Il a considéré que le modèle social français devait être adapté aux exigences des temps actuels. On ne peut pas s’opposer à la mondialisation mais on peut s’y adapter. L’idée n’est pas de soutenir de manière très coûteuse et inefficace des activités qui ne pourraient jamais se redresser mais d’investir massivement dans de nouvelles activités, dans la formation continue pour que ceux qui doivent quitter une activité non pérenne, puissent évoluer, changer de compétences. Il a expliqué que si le modèle actuel protégeait effectivement les salariés en CDI, il y en aurait de moins en moins et il fallait aussi protéger les autres, les demandeurs d’emploi, les auto-entrepreneurs etc.

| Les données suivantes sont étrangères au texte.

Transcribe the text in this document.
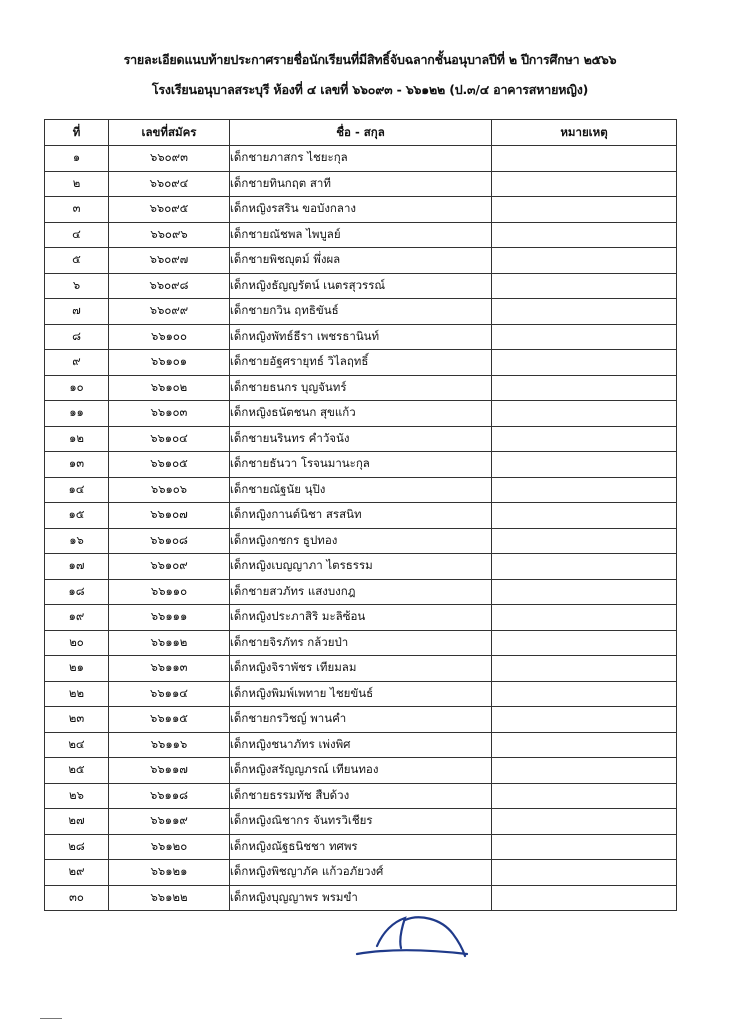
รายละเอียดแนบท้ายประกาศรายชื่อนักเรียนที่มีสิทธิ์จับฉลากชั้นอนุบาลปีที่ ๒ ปีการศึกษา ๒๕๖๖
โรงเรียนอนุบาลสระบุรี ห้องที่ ๔ เลขที่ ๖๖๐๙๓ - ๖๖๑๒๒ (ป.๓/๔ อาคารสหายหญิง)
ที่	เลขที่สมัคร	ชื่อ - สกุล	หมายเหตุ
๑	๖๖๐๙๓	เด็กชายภาสกร ไชยะกุล	
๒	๖๖๐๙๔	เด็กชายทินกฤต สาที	
๓	๖๖๐๙๕	เด็กหญิงรสริน ขอบังกลาง	
๔	๖๖๐๙๖	เด็กชายณัชพล ไพบูลย์	
๕	๖๖๐๙๗	เด็กชายพิชญุตม์ พึ่งผล	
๖	๖๖๐๙๘	เด็กหญิงธัญญรัตน์ เนตรสุวรรณ์	
๗	๖๖๐๙๙	เด็กชายกวิน ฤทธิขันธ์	
๘	๖๖๑๐๐	เด็กหญิงพัทธ์ธีรา เพชรธานินท์	
๙	๖๖๑๐๑	เด็กชายอัฐศรายุทธ์ วิไลฤทธิ์	
๑๐	๖๖๑๐๒	เด็กชายธนกร บุญจันทร์	
๑๑	๖๖๑๐๓	เด็กหญิงธนัตชนก สุขแก้ว	
๑๒	๖๖๑๐๔	เด็กชายนรินทร คำวัจนัง	
๑๓	๖๖๑๐๕	เด็กชายธันวา โรจนมานะกุล	
๑๔	๖๖๑๐๖	เด็กชายณัฐนัย นุปิง	
๑๕	๖๖๑๐๗	เด็กหญิงกานต์นิชา สรสนิท	
๑๖	๖๖๑๐๘	เด็กหญิงกชกร ธูปทอง	
๑๗	๖๖๑๐๙	เด็กหญิงเบญญาภา ไตรธรรม	
๑๘	๖๖๑๑๐	เด็กชายสวภัทร แสงบงกฎ	
๑๙	๖๖๑๑๑	เด็กหญิงประภาสิริ มะลิซ้อน	
๒๐	๖๖๑๑๒	เด็กชายจิรภัทร กล้วยป่า	
๒๑	๖๖๑๑๓	เด็กหญิงจิราพัชร เทียมลม	
๒๒	๖๖๑๑๔	เด็กหญิงพิมพ์เพทาย ไชยขันธ์	
๒๓	๖๖๑๑๕	เด็กชายกรวิชญ์ พานคำ	
๒๔	๖๖๑๑๖	เด็กหญิงชนาภัทร เพ่งพิศ	
๒๕	๖๖๑๑๗	เด็กหญิงสรัญญภรณ์ เทียนทอง	
๒๖	๖๖๑๑๘	เด็กชายธรรมทัช สืบด้วง	
๒๗	๖๖๑๑๙	เด็กหญิงณิชากร จันทรวิเชียร	
๒๘	๖๖๑๒๐	เด็กหญิงณัฐธนิชชา ทศพร	
๒๙	๖๖๑๒๑	เด็กหญิงพิชญาภัค แก้วอภัยวงศ์	
๓๐	๖๖๑๒๒	เด็กหญิงบุญญาพร พรมขำ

Sur la laïcité aussi, Emmanuel Macron a montré une vision assez réfléchie. Il défend la laïcité dans l’esprit de la loi du 9 décembre 1905, à savoir que chaque religion pratique en liberté son culte. Il a apporté son soutien aux maires qui avaient pris un arrêté d’interdiction du burkini sur les plages, mais il refuse l’interdiction du voile à l’université pour une raison simple : à l’université, les étudiants ont déjà un esprit suffisamment construit pour ne pas être influencés par les autres, au contraire de l’école où l’esprit est en plein apprentissage. De même, il était favorable aux menus de substitution pour les cantines scolaires car sans cela, le communautarisme se renforcerait (les enfants seraient retirés de ces écoles pour suivre les cours dans des écoles musulmanes). L’élément majeur de la laïcité selon Emmanuel Macron, c’est de savoir si la personne croyante fait passer ou pas les lois de la République avant les lois de sa religion.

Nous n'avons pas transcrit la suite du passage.